Vice President Kamala Harris, eager for another opportunity to confront former President Donald Trump, readily accepted CNN’s invitation to a second debate on Oct. 23. Trump quickly declined, citing a litany of reasons for avoiding another encounter.
Harris’s motivation is pretty obvious. There has been a strong consensus that she won the first debate on Sept. 9 on ABC by repeatedly baiting Trump into losing his composure and veering off into a series of disjointed rants.
It was a great strategy, well executed by the former courtroom prosecutor who earned her chops trying violent felonies — including homicides and child sexual assaults — in Oakland and San Francisco. As a long-time trial advocacy professor at the Northwestern Pritzker Law School, I admired Harris’s technique.
It had been anticipated, for example, that she would avoid shaking Trump’s hand, given his history of race and gender-based insults. Instead, Harris walked assertively across the stage and held out her hand, surprising Trump at his podium, while establishing that she would not be intimidated by his usual bullying.
I teach my students that command of the courtroom — or stage, in this case — is a crucial opening move. It focuses attention and signals confidence in your case. For the same reason, I advise lawyers to step out from the podium, if possible, which is otherwise a barrier between the advocate and the jury (or audience).
The rules of the ABC debate required the participants to stay planted for the cameras, so stepping away, even briefly, was another good move by Harris.
Finally, I counsel my students to show a judicious range of human emotions, neither stiff nor histrionic. Harris did just that.

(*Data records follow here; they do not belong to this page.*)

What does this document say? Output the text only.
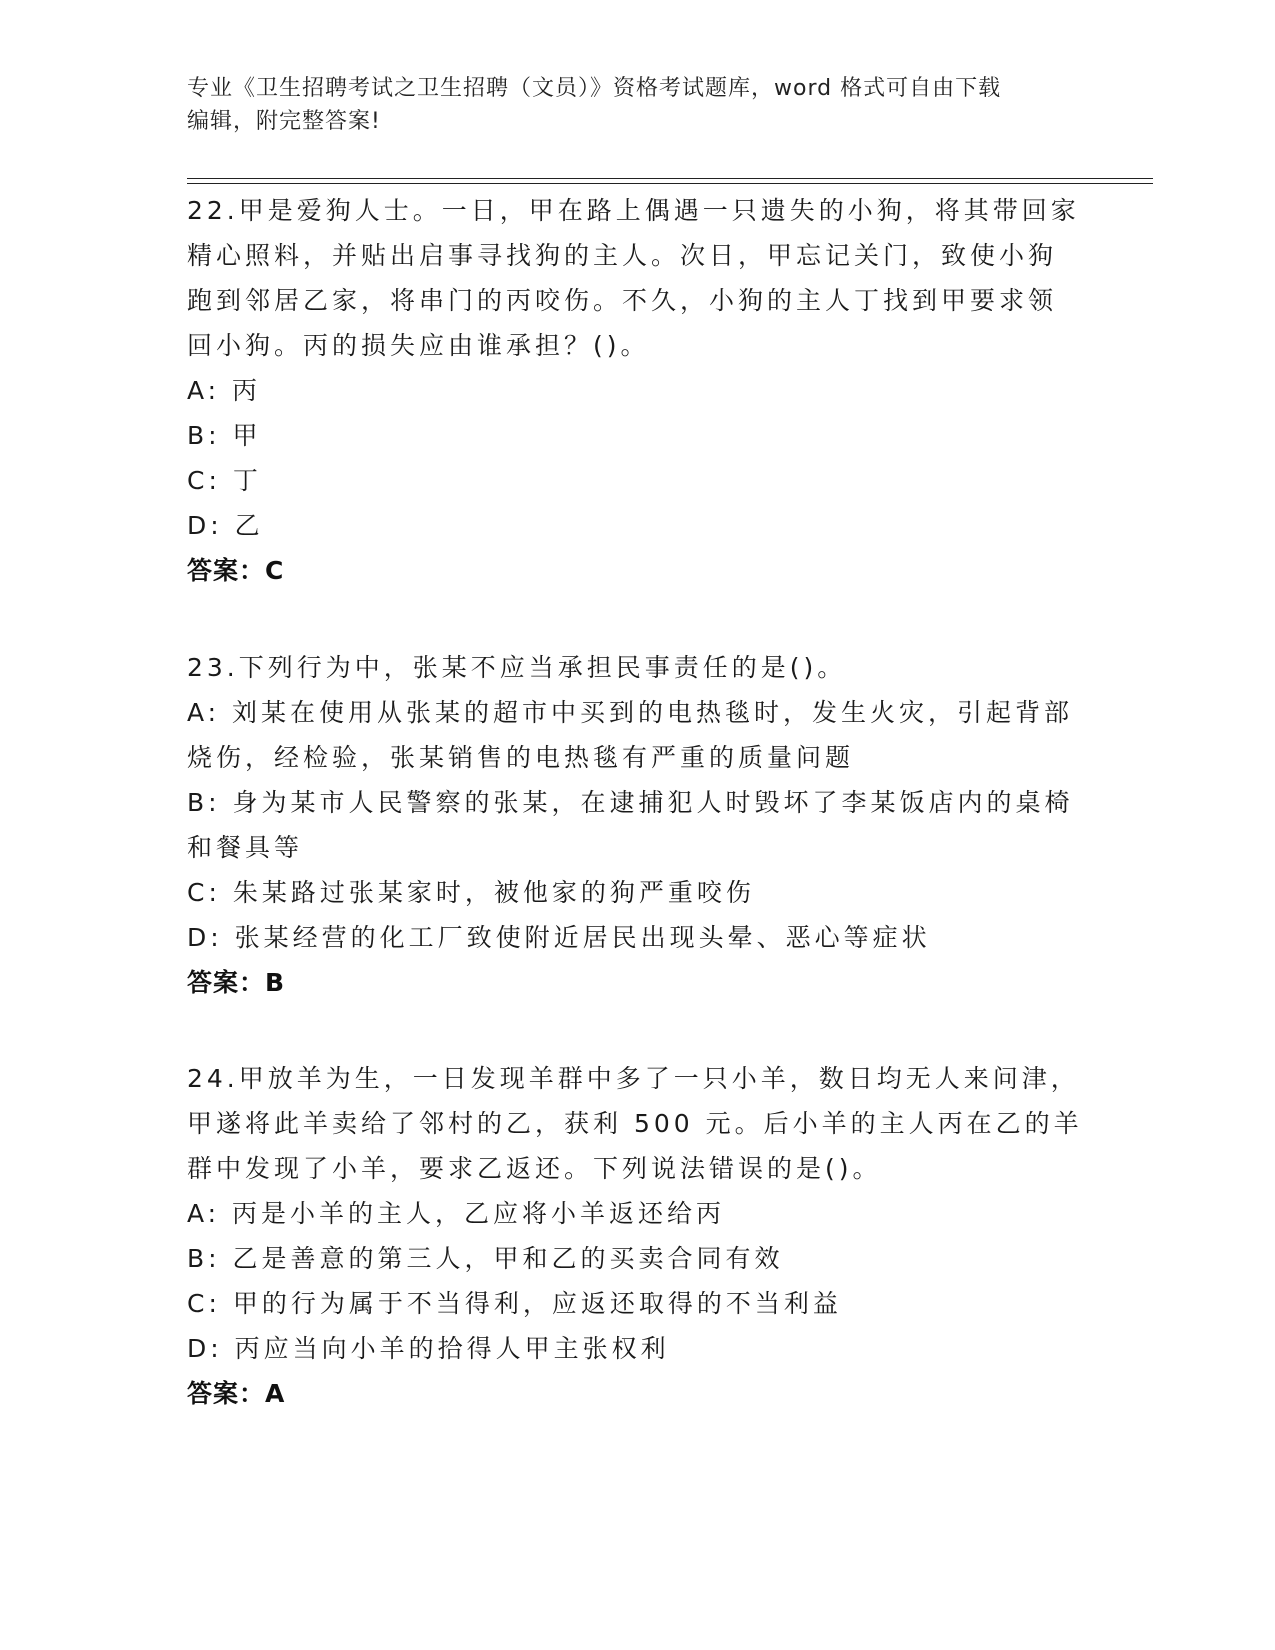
专业《卫生招聘考试之卫生招聘（文员）》资格考试题库，word 格式可自由下载
编辑，附完整答案!
22.甲是爱狗人士。一日，甲在路上偶遇一只遗失的小狗，将其带回家
精心照料，并贴出启事寻找狗的主人。次日，甲忘记关门，致使小狗
跑到邻居乙家，将串门的丙咬伤。不久，小狗的主人丁找到甲要求领
回小狗。丙的损失应由谁承担？()。
A: 丙
B: 甲
C: 丁
D: 乙
答案：C
23.下列行为中，张某不应当承担民事责任的是()。
A: 刘某在使用从张某的超市中买到的电热毯时，发生火灾，引起背部
烧伤，经检验，张某销售的电热毯有严重的质量问题
B: 身为某市人民警察的张某，在逮捕犯人时毁坏了李某饭店内的桌椅
和餐具等
C: 朱某路过张某家时，被他家的狗严重咬伤
D: 张某经营的化工厂致使附近居民出现头晕、恶心等症状
答案：B
24.甲放羊为生，一日发现羊群中多了一只小羊，数日均无人来问津，
甲遂将此羊卖给了邻村的乙，获利 500 元。后小羊的主人丙在乙的羊
群中发现了小羊，要求乙返还。下列说法错误的是()。
A: 丙是小羊的主人，乙应将小羊返还给丙
B: 乙是善意的第三人，甲和乙的买卖合同有效
C: 甲的行为属于不当得利，应返还取得的不当利益
D: 丙应当向小羊的拾得人甲主张权利
答案：A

She spoke forcefully and directly, varying her gestures, pace and intensity for emphasis. She reacted to many of Trump’s answers with visible skepticism, without audibly laughing except when he repeated the ridiculous story that pets in Springfield, Ohio, had been kidnapped and eaten by Haitian immigrants.
In contrast, Trump’s performance was emotionally unvaried, showing anger but little else.

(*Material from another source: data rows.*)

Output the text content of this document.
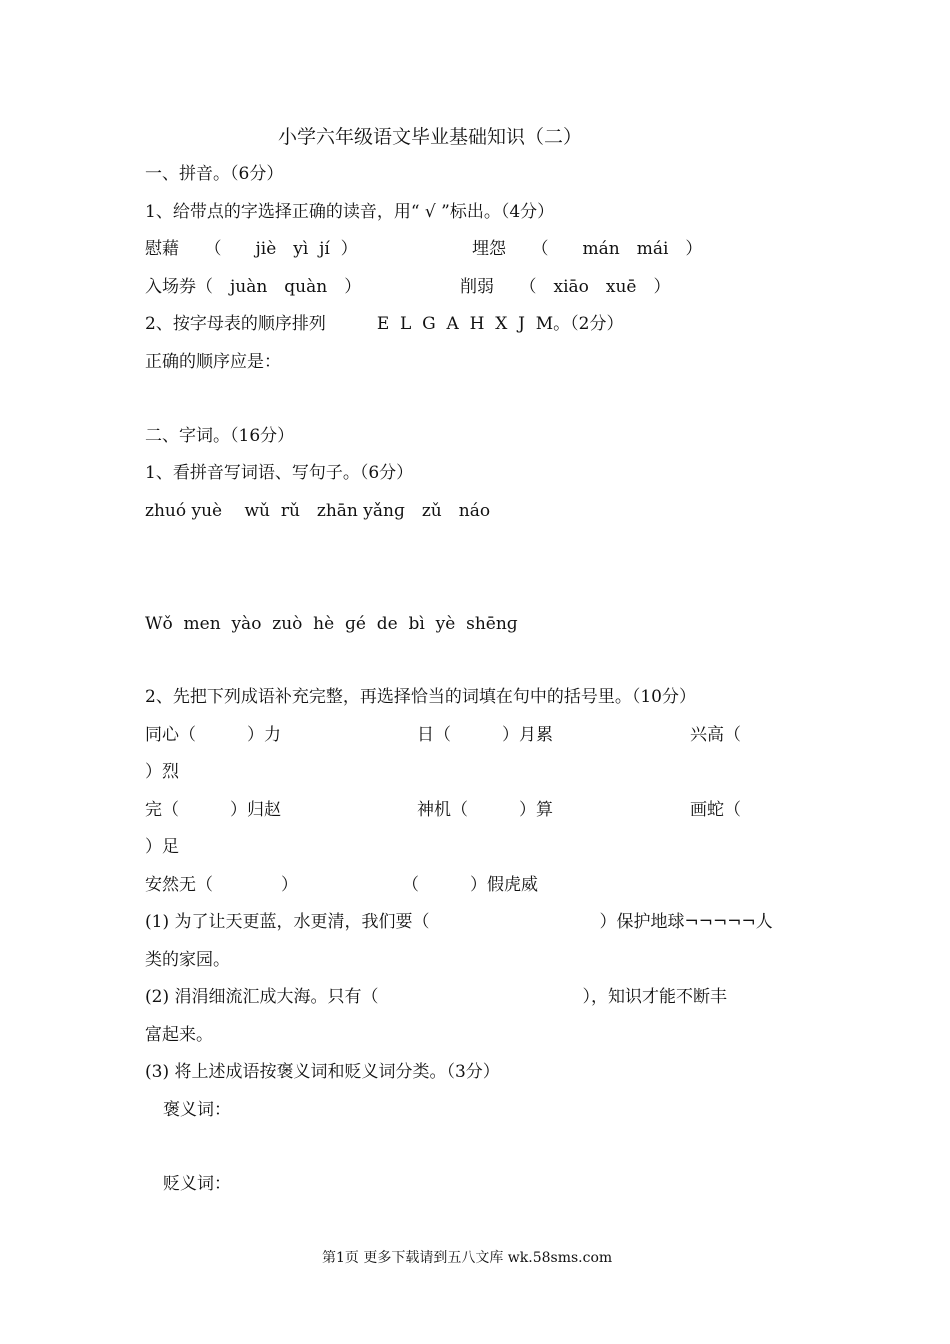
小学六年级语文毕业基础知识（二）
一、拼音。（6分）
1、给带点的字选择正确的读音，用“ √ ”标出。（4分）
慰藉　　（　　jiè　yì  jí  ）	埋怨　　（　　mán　mái　）
入场券（　juàn　quàn　）	削弱　　（　xiāo　xuē　）
2、按字母表的顺序排列　　　E  L  G  A  H  X  J  M。（2分）
正确的顺序应是：
二、字词。（16分）
1、看拼音写词语、写句子。（6分）
zhuó yuè　 wǔ  rǔ　zhān yǎnɡ　zǔ　náo
Wǒ  men  yào  zuò  hè  ɡé  de  bì  yè  shēnɡ
2、先把下列成语补充完整，再选择恰当的词填在句中的括号里。（10分）
同心（　　　）力	日（　　　）月累	兴高（
）烈
完（　　　）归赵	神机（　　　）算	画蛇（
）足
安然无（　　　　）	（　　　）假虎威
(1) 为了让天更蓝，水更清，我们要（　　　　　　　　　　）保护地球¬¬¬¬¬人
类的家园。
(2) 涓涓细流汇成大海。只有（　　　　　　　　　　　　），知识才能不断丰
富起来。
(3) 将上述成语按褒义词和贬义词分类。（3分）
褒义词：
贬义词：
第1页 更多下载请到五八文库 wk.58sms.com
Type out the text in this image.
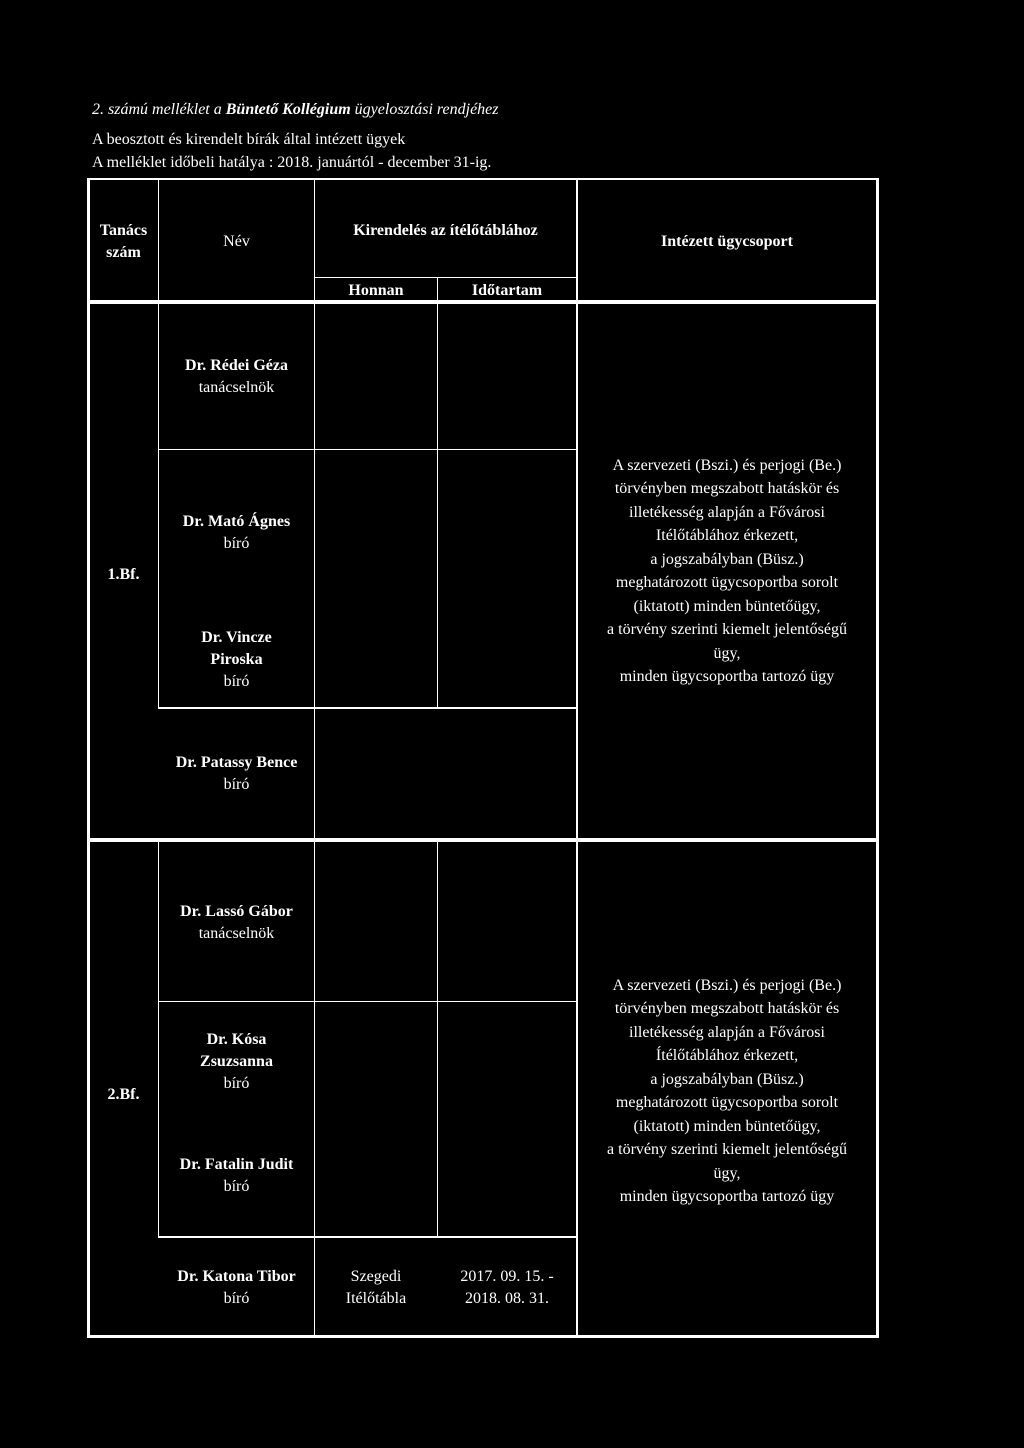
2. számú melléklet a Büntető Kollégium ügyelosztási rendjéhez
A beosztott és kirendelt bírák által intézett ügyek
A melléklet időbeli hatálya : 2018. januártól - december 31-ig.
Tanács
szám
Név
Kirendelés az ítélőtáblához
Honnan	Időtartam
Intézett ügycsoport
1.Bf.
Dr. Rédei Géza
tanácselnök
Dr. Mató Ágnes
bíró
Dr. Vincze
Piroska
bíró
Dr. Patassy Bence
bíró
A szervezeti (Bszi.) és perjogi (Be.)
törvényben megszabott hatáskör és
illetékesség alapján a Fővárosi
Itélőtáblához érkezett,
a jogszabályban (Büsz.)
meghatározott ügycsoportba sorolt
(iktatott) minden büntetőügy,
a törvény szerinti kiemelt jelentőségű
ügy,
minden ügycsoportba tartozó ügy
2.Bf.
Dr. Lassó Gábor
tanácselnök
Dr. Kósa
Zsuzsanna
bíró
Dr. Fatalin Judit
bíró
Dr. Katona Tibor
bíró
Szegedi
Itélőtábla
2017. 09. 15. -
2018. 08. 31.
A szervezeti (Bszi.) és perjogi (Be.)
törvényben megszabott hatáskör és
illetékesség alapján a Fővárosi
Ítélőtáblához érkezett,
a jogszabályban (Büsz.)
meghatározott ügycsoportba sorolt
(iktatott) minden büntetőügy,
a törvény szerinti kiemelt jelentőségű
ügy,
minden ügycsoportba tartozó ügy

Trump is incapable of introspection, much less of admitting defeat. He insists that he won the debate while grumbling that it was “rigged” against him.
Calling ABC a “terrible network,” Trump complained that moderators David Muir and Linsey Davis ganged up on him – making it “three on one” – by fact-checking some of his answers, but none of Harris’s.
He has a point, but it’s not that the moderators were biased. Trump was actually allowed more rebuttal time than was Harris. He was fact-checked because he repeated fabrications about Haitian pet-eaters, immigrant crime rates and the post-birth “execution” of babies.
Harris may have exaggerated here and there, but she floated no similarly blatant whoppers.
On the other hand, the moderators’ job is to structure the debate by introducing important issues, posing relevant questions and keeping order between the debaters.
Fact-checking can be meaningful in one-on-one interviews. In a debate, however, it is up to the opposing party to contradict false claims. It is fine for a moderator to insist on a candidate’s answer, but unhelpful to argue with one.
Still, Trump keeps boasting of winning. “It was one of my better debates,” he said, “maybe my best debate.”
So why not accept CNN’s invitation, as some Republican strategists have urged? That would give Trump a platform to show more discipline and focus on policy, which might make a difference in a super-tight race.
Trump has acknowledged that the CNN moderators, Dana Bash and Jake Tapper, were even-handed in his June 27 debate with Biden. “Jake and Dana, they treated me very fairly,” he said afterward.
“Our job was to make sure candidates were heard so voters can make informed decisions and we are pleased we were able to do that,” a CNN spokesperson said of the debate. CNN has announced that it would adhere to the same format again.
Trump’s main rationale for refusing another debate is that “it’s just too late” because “voting has already started.” An Oct. 23 debate would still be two weeks before the election, however, and Trump could propose an earlier date if he were really concerned about providing information to early voters.
Events in late October always have the potential to influence elections, even after voting has begun.
Trump enjoyed the Senate’s confirmation of Justice Amy Coney Barrett on Oct. 26, 2020, only eight days before he lost the election to Joe Biden. Needless to say, neither he nor Harris will stop campaigning two weeks ahead of election day.
The reality is that Trump fears Harris as a formidable opponent with a trial lawyer’s exceptional skills. She has already beaten him once, and, as of this writing, he is unwilling to risk facing her again.
Trump claims that Harris’s eagerness to debate is a sign of weakness.
“In the World of Boxing or UFC,” he posted on Truth Social, “when a Fighter gets beaten or knocked out, they get up and scream, ‘I DEMAND A REMATCH, I DEMAND A REMATCH!’ Well, it’s no different with a Debate.”
That was the right analogy but the wrong conclusion. Like any good fighter, Harris can tell when she has her opponent on the ropes. She just wants to keep on punching.
Steven Lubet is the Williams Memorial Professor Emeritus at the Northwestern University Pritzker School of Law.